Photo portrait de Luc DagognetOn peut croiser Luc Dagognet arborant un T-shirt de Bathory dans les salons d’éditeurs indépendants ou bien croiser son nom en librairie sur les couvertures de ses livres parus aux éditions do.

Dans son deuxième roman Scarbourough, Luc Dagognet rend la part folk au folk horror, en plongeant un prof d’anglais de banlieue parisienne au cœur d’une quête étrange qui le mènera jusqu’à la ville du même nom que la fameuse chanson. « Scarborough Fair, c’est une chanson qui me trotte dans la tête depuis toujours, et dans mes premiers projets de roman, la chanson avait déjà une place, même si moins centrale.
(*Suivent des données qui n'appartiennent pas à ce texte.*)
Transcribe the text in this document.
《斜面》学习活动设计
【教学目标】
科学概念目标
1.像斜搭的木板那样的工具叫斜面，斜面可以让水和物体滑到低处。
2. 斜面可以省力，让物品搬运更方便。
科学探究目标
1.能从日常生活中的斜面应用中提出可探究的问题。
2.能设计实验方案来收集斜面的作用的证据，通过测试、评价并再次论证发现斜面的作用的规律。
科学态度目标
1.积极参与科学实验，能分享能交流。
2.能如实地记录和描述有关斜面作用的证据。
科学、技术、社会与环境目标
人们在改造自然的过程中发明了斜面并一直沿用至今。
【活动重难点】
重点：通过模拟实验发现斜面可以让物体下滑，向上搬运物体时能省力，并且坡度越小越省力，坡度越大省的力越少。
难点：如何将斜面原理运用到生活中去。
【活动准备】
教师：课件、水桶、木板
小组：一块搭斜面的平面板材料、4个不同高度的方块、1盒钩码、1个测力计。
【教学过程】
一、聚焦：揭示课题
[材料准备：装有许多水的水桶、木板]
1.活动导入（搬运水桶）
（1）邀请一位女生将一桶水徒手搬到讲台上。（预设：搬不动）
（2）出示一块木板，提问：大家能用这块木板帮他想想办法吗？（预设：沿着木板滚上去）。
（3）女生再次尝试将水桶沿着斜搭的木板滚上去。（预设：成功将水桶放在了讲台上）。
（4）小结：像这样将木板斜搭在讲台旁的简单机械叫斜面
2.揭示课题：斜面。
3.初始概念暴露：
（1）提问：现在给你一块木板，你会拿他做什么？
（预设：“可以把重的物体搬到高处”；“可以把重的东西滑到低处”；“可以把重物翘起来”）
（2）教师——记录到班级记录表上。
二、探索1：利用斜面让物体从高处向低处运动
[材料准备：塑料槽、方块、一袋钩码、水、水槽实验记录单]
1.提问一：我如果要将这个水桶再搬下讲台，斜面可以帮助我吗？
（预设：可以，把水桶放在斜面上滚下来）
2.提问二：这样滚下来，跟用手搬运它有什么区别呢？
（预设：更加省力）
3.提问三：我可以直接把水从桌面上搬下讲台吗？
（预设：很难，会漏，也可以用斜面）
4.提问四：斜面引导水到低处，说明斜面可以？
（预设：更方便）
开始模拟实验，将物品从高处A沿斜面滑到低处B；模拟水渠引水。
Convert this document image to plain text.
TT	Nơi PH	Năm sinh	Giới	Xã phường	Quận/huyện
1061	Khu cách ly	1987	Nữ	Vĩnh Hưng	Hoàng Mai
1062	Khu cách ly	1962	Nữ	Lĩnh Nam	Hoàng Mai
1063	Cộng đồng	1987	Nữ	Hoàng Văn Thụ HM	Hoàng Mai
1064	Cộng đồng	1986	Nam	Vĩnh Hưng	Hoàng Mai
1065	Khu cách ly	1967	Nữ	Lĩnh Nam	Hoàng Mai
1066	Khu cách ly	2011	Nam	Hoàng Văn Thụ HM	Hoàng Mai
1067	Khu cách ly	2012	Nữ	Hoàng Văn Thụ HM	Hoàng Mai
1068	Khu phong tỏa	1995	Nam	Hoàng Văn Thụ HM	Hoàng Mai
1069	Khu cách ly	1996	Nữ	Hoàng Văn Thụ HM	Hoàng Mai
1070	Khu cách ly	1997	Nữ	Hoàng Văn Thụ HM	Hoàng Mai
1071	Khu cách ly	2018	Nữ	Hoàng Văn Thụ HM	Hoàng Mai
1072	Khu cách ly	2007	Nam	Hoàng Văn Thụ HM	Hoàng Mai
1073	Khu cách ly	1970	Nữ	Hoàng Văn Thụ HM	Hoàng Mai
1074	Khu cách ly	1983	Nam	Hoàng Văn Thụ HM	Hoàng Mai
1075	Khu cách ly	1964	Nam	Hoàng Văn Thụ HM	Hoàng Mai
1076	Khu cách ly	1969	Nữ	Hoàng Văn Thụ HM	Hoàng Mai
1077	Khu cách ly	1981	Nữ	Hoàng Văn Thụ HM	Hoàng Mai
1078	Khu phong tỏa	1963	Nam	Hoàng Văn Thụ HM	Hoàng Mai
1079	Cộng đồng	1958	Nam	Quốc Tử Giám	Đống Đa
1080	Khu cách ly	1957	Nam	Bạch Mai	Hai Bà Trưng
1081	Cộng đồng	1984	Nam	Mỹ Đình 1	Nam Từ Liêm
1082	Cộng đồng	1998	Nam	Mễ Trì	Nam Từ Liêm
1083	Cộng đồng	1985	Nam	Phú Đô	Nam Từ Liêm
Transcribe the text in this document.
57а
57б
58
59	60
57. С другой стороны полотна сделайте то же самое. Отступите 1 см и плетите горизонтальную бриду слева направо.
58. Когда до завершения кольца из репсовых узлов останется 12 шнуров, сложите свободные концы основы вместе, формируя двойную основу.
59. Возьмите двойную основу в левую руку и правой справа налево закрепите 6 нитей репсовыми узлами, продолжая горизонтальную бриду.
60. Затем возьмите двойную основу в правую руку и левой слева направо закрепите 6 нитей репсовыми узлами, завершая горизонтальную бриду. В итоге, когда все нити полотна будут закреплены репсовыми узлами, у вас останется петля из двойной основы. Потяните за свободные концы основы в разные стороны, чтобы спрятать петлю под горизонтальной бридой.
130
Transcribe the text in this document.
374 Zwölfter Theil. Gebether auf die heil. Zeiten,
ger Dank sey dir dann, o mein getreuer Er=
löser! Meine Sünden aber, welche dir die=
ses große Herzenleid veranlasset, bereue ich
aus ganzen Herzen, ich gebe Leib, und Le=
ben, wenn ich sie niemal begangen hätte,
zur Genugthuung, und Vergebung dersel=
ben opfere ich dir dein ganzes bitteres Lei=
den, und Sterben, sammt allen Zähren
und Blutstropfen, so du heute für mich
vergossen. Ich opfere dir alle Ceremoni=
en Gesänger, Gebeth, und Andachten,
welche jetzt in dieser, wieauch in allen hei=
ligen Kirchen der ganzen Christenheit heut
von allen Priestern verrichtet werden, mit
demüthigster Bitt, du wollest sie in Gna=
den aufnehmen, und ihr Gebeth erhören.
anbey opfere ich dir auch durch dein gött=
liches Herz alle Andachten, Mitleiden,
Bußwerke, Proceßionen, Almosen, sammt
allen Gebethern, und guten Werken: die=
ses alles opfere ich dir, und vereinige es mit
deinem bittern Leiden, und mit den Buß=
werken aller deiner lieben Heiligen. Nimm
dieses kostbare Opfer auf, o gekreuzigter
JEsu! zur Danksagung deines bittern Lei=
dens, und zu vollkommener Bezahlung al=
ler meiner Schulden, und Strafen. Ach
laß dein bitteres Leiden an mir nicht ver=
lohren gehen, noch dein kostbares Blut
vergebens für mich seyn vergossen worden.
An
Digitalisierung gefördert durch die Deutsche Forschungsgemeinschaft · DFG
Je trouve fascinant qu’une simple succession de notes puisse avoir un tel pouvoir sur celui où celle qui l’écoute, le faire voyager. C’est un simple arpège de guitare et pourtant on devine des siècles d’histoire et on comprend que la mélodie ne se perde pas depuis tout ce temps. En creusant ensuite dans l’histoire de la chanson, des transmission, des versions successives, de l’interprétation changeante des paroles, j’ai su que ce morceau (et la localité associée) constituaient une histoire que je voulais raconter. Et je suis très heureux quand on me dit qu’on a découvert ou redécouvert Scarborough Fair en lisant ce livre ! »

Au son de la mélodie de la célèbre ballade donc, l’univers se dérègle peu à peu, dans la salle de classe d’abord, puis dans la section faits-divers avec Michel Sardou, pour finir jusque dans les bacs d’un disquaire local où l’on peut croiser des filles au T-shirt Slowdive et où pour se donner de la contenance le personnage principal sous pression demande où sont les disques de New Order. « Raconter les personnages par leurs goûts musicaux, leurs t-shirts de groupes, ça peut aussi en dire beaucoup sur eux sans l’écrire. »  Et tour à tour, Scarborough nous prend dans un aventure qui oscille en rythme entre fantastique, peur et franche rigolade, pour une balade — cette fois-ci avec un seul l — sur la côte Est du Yorkshire du Nord.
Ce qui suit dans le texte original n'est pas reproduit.